Muito glamour e pouco talento, por isso nunca cito nomes de bandas ou de certos músicos como o Tartaruga, nunca vi um baterista tão cheio de marra. Ele até tocava bem, mas aquela boca aberta antecipando o golpe da baqueta na bateria me deixava enjoado. 

Fora isso, o repertório da banda dele era poser pra caralho, pra piorar a plateia era composta de namoradas, duas tias, um tio bebum que não conseguia bater palma no tempo da música e a prima do baixista que nem entrou, ficou ali na portaria conversando comigo. Um pouco antes de terminar a última música o ruivo foi na porta e me chamou, queria que eu batesse palmas também, porque tinha muito pouca gente e o guitarrista era amigo dele.

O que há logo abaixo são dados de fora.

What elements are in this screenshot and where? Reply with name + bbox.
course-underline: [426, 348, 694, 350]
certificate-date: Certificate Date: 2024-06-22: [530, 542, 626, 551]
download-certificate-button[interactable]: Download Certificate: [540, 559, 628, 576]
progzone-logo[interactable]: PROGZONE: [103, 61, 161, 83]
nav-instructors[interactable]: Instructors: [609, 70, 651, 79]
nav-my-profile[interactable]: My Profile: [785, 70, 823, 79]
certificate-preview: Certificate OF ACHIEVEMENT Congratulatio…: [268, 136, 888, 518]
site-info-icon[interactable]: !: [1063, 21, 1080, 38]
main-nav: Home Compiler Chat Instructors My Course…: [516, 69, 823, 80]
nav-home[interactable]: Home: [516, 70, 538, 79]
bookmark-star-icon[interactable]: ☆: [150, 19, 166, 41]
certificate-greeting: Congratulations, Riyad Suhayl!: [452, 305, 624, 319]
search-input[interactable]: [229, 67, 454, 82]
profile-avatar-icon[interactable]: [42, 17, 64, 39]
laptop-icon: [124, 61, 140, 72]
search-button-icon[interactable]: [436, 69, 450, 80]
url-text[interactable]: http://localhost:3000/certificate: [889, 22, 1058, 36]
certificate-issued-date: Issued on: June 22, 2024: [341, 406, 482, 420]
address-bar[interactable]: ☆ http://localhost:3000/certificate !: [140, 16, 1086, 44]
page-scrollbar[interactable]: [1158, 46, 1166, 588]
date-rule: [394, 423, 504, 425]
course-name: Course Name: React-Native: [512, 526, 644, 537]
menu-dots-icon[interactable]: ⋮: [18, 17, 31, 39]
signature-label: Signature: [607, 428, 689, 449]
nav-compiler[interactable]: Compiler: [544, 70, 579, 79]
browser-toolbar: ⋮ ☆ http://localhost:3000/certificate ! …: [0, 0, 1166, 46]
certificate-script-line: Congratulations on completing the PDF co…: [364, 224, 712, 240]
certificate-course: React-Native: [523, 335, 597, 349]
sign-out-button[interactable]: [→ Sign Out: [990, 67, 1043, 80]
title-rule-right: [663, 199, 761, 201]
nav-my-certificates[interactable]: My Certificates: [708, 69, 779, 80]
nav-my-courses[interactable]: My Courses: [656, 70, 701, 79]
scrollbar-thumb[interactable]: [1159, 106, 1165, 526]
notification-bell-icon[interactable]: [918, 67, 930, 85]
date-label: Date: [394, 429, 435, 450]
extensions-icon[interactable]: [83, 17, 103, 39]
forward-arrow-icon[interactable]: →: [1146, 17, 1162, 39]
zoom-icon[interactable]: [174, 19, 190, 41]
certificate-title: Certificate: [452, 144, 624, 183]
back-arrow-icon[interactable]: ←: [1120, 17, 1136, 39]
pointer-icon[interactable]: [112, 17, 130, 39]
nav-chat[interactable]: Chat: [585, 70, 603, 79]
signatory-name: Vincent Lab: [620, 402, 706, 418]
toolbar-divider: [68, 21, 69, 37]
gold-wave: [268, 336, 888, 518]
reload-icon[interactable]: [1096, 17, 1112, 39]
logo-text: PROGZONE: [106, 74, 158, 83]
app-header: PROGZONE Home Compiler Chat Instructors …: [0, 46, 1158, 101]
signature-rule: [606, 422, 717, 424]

Foi deprimente, a porta do bar fechada, uma baita fila lá fora e a gente torcendo pra acabar logo, e aí o vocalista diz no microfone: “Vocês querem o bis?” Olha, eu não teria perguntado. Teve um silêncio constrangedor e então a mãe do baixista gritou “Sim!”, e a prima dele falou pra mim “Bah, a tia é foda.” Tocaram a última música com direito a solo de cada integrante. Só isso fez o tempo demorar horas pra passar. Terminou o show, o baterista jogou as baquetas pra plateia, que não prestou atenção e as baquetas caíram no chão. 

Então todos os quatro componentes da banda ficaram alinhados no palco, se deram as mãos e curvaram os corpos pra frente. Quando eles saíram do palco pela portinha lateral que dava pro corredor que levava até o camarim, o tio bebum falou pra sobrinha: “Até que enfim…” Rimos.

Aí o bar enchia, as pessoas dançavam, bebiam e amavam muito, a fila do banheiro era enorme, mas a alegria era garantida, as noites eram parecidas, amigos entrando e saindo. Gente chegando e gente saindo, drogas nunca foram problema pra minha geração, eram poucas e baratas. Tinha uma galera que vinha da Osvaldo que era muito minha amiga, esses eu deixava entrar, mas eles faziam uma coisa muito engraçada, pelo menos pra mim: dormiam enfileirados, amigos se protegendo, saca?

O palco depois do show ficava vazio e escuro, as luzes da pista eram fracas e o som era alto. Pessoal ia bebendo, bebendo, e quem não era do pó ou não tinha como ir embora, por causa do ônibus, que só tinha de manhã, terminava dormindo ali mesmo. Encostadinho num canto do palco, alguns dormiam pesado, uns se mijavam, alguns transavam, tinha de tudo. O palco era o melhor lugar do mundo.

O Ruivo, o Murruga e o Leo odiavam aquilo, aqueles eram os mesmos que não pagavam entrada, mas apesar de terem que fazer vaquinha pra beber bebiam. Pra mim eles eram importantes e foda-se o que os donos pensavam. Eles tinham amigos malas e eu não podia fazer nada, então deixa os meus amigos dormirem até fechar o bar.

Sei que aqueles porteiros tiveram uma vida dura, mas entendo que a vida é feita de escolhas e oportunidades, tanto pra eles quanto pros músicos que não estudaram o suficiente, quanto pros amigos e parentes que tiveram que ver o show. Até pros meus os amigos que tiveram que dormir no palco, todos tinham uma escolha, mas aos porteiros acredito que tenha faltado uma oportunidade melhor ou não, c’est la vie. 

O mais importante é ter alguém que em algum momento da vida acenda uma luz do palco e nos diga: “Vamo lá, vamo lá, vamo lá, gente!”

Essa era a minha função, mas o palco era deles.